Performance and limitations of high granularity single photon processing X-ray imaging detectors

Progress in CMOS technology and in fine pitch bump bonding has made possible the development of single photon counting detectors for X-ray imaging with pixel pitches on the order of 50 µm giving a spatial resolution which is comparable to conventional CCD and flat panel detectors. This thesis studies the interaction of X-ray photons in the energy range of 5 keV to 70 keV with various sensor materials as well as the response of the Medipix2 readout system to both monochromatic and wide spectrum X-ray sources. Single photon processing offers the potential for spectroscopic imaging.
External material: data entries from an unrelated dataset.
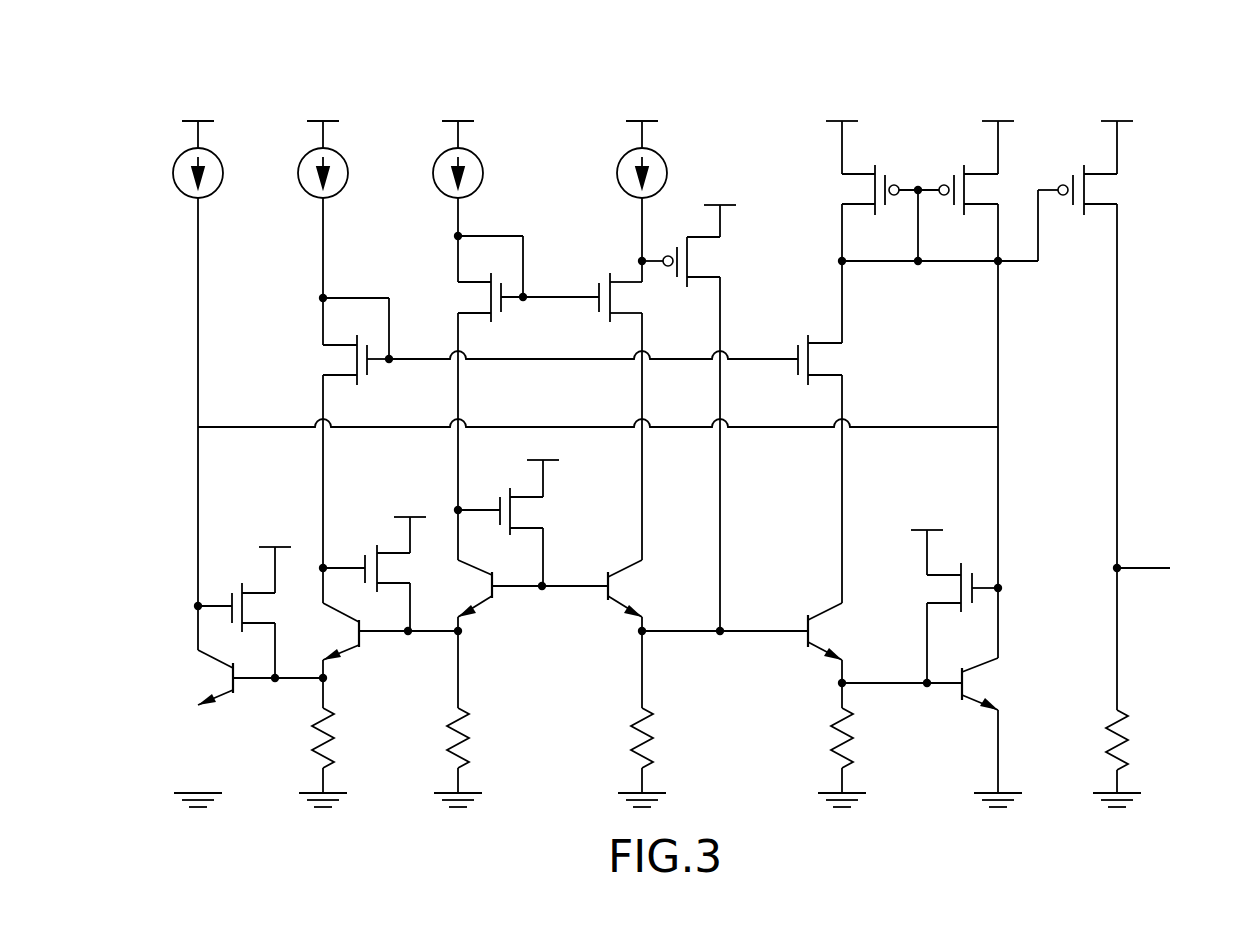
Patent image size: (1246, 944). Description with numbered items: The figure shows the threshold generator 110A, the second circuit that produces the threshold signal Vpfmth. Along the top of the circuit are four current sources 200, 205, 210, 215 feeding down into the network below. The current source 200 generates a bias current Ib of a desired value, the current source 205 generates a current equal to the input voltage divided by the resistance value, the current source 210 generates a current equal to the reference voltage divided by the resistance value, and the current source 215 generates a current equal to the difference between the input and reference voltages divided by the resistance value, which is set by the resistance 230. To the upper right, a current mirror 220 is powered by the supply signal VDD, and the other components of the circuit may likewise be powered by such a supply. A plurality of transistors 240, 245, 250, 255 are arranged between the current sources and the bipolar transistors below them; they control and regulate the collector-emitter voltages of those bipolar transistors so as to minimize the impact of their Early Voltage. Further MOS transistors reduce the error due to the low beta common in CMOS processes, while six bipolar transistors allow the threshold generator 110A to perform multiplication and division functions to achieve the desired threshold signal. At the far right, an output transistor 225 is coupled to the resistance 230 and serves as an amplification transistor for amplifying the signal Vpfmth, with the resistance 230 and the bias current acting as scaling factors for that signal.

The threshold generator 110A is at (1080, 66).
The current source 200 is at (220, 152).
The current source 205 is at (345, 152).
The current source 210 is at (478, 152).
The current source 215 is at (662, 152).
The current mirror 220 is at (940, 128).
The output transistor 225 is at (1100, 190).
The resistance 230 is at (1155, 713).
The transistor 240 is at (340, 361).
The transistor 245 is at (470, 295).
The transistor 250 is at (616, 281).
The transistor 255 is at (825, 358).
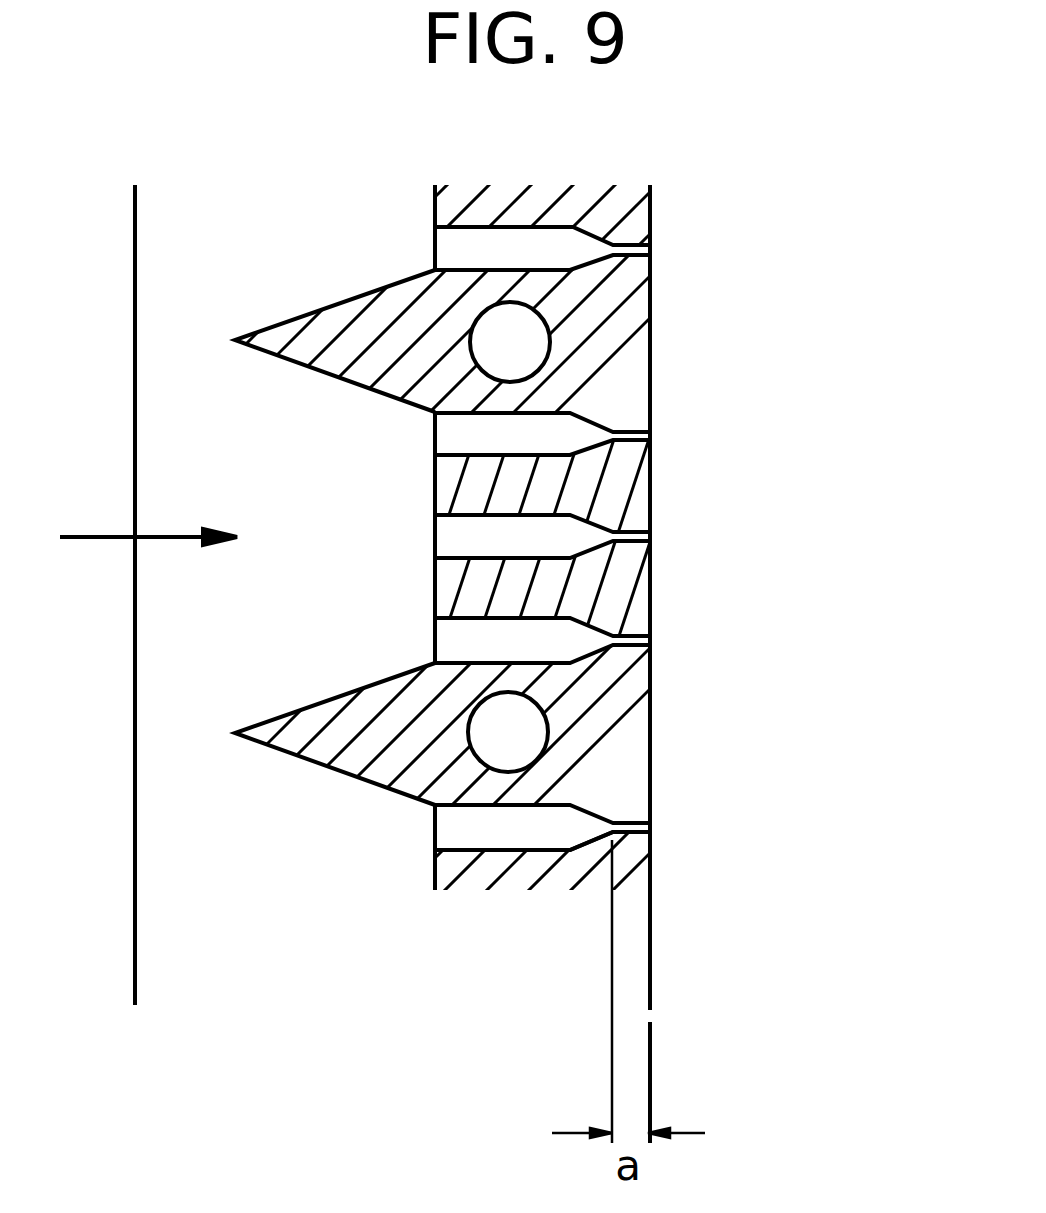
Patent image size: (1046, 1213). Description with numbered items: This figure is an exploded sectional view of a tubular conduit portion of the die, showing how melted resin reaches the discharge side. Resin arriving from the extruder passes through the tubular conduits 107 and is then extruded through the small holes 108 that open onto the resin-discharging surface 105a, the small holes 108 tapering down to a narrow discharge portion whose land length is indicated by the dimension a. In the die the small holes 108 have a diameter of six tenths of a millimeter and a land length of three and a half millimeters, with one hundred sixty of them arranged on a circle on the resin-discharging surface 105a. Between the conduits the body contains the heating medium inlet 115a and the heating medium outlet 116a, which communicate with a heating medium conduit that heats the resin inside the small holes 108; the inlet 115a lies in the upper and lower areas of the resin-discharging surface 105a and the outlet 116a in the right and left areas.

The resin-discharging surface 105a is at (650, 783).
The tubular conduit 107 is at (573, 838).
The small hole 108 is at (650, 432).
The heating medium inlet 115a is at (520, 342).
The heating medium outlet 116a is at (520, 732).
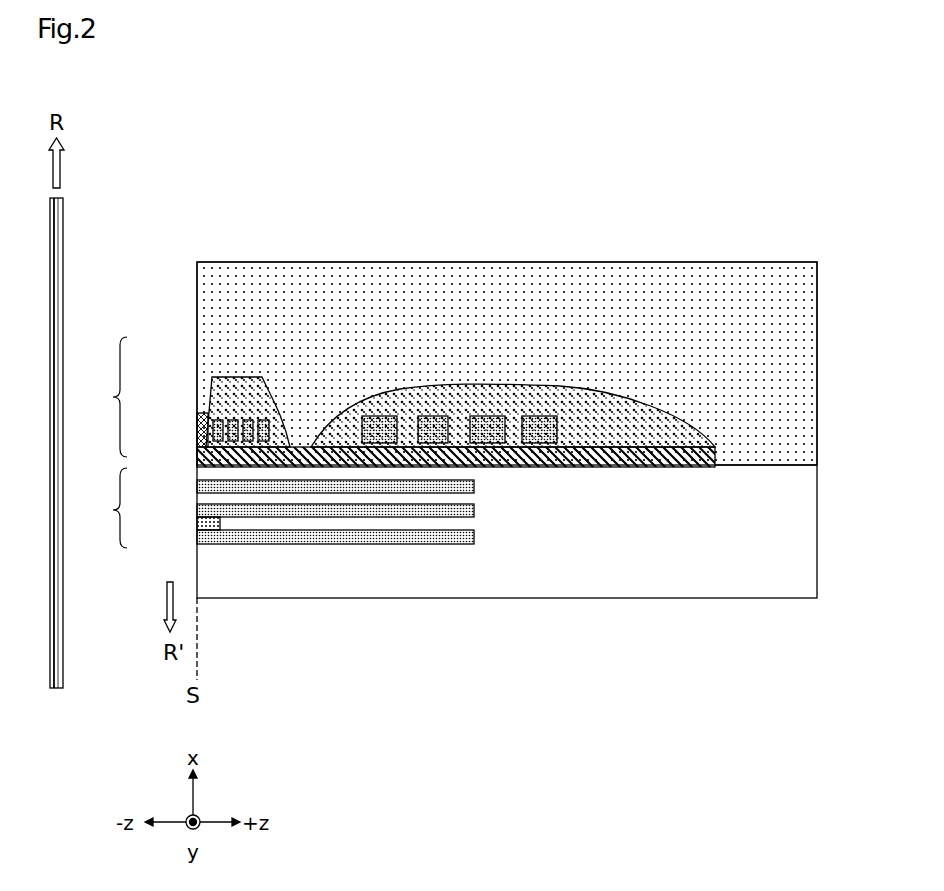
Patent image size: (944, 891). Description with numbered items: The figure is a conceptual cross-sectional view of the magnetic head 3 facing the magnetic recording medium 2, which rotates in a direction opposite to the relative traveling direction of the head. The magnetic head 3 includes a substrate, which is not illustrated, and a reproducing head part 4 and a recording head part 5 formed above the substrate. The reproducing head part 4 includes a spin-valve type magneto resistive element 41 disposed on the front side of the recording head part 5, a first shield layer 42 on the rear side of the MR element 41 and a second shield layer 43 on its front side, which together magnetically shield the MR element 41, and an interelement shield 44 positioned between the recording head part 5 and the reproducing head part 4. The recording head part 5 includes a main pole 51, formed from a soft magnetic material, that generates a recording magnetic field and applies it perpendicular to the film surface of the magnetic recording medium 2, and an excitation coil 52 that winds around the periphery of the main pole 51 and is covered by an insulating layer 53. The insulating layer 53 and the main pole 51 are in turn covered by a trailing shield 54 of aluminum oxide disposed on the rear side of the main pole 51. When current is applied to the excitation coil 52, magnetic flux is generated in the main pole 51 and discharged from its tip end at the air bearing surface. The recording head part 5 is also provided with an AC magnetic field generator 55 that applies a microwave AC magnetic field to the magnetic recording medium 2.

However, this thesis demonstrates using simulations and measurements that the charge deposition and collection within the semiconductor sensor impose fundamental limits on the achievable energy resolution. In particular the discussion of charge during collection in the sensor and the generation of fluorescence photons in heavier sensor materials contribute to the appearance of a low energy tail on the detected spectrum of an incoming beam. On the other hand, with the application of appropriate flat-field correction maps, the systemem operates to the Poisson limit. As the electronic noise in a pixel channel is around 100e rms and typical energy thresholds are over 1000e excellent quality images of low contrast objects have been produced using both intense and weak X-ray sources. The Modulation Transfer Function has been measured to be 9.1 lp/mm corresponding to the pixel aperture function. The Detective Quantum Efficiency is only limited by the sensor material used and does not change as a function of dose, highlighting the enormous potential for low dose imaging with such a system. The Medipix2 system has an upper threshold in each pixel too which allows an energy window of down to 1.4 keV FWHM to be selected and scanned in the range of 4 keV to 100 keV. First images using the energy threshold window demonstrate the potential of the technique to extract a spectral image when only a broad band source of X-rays is available.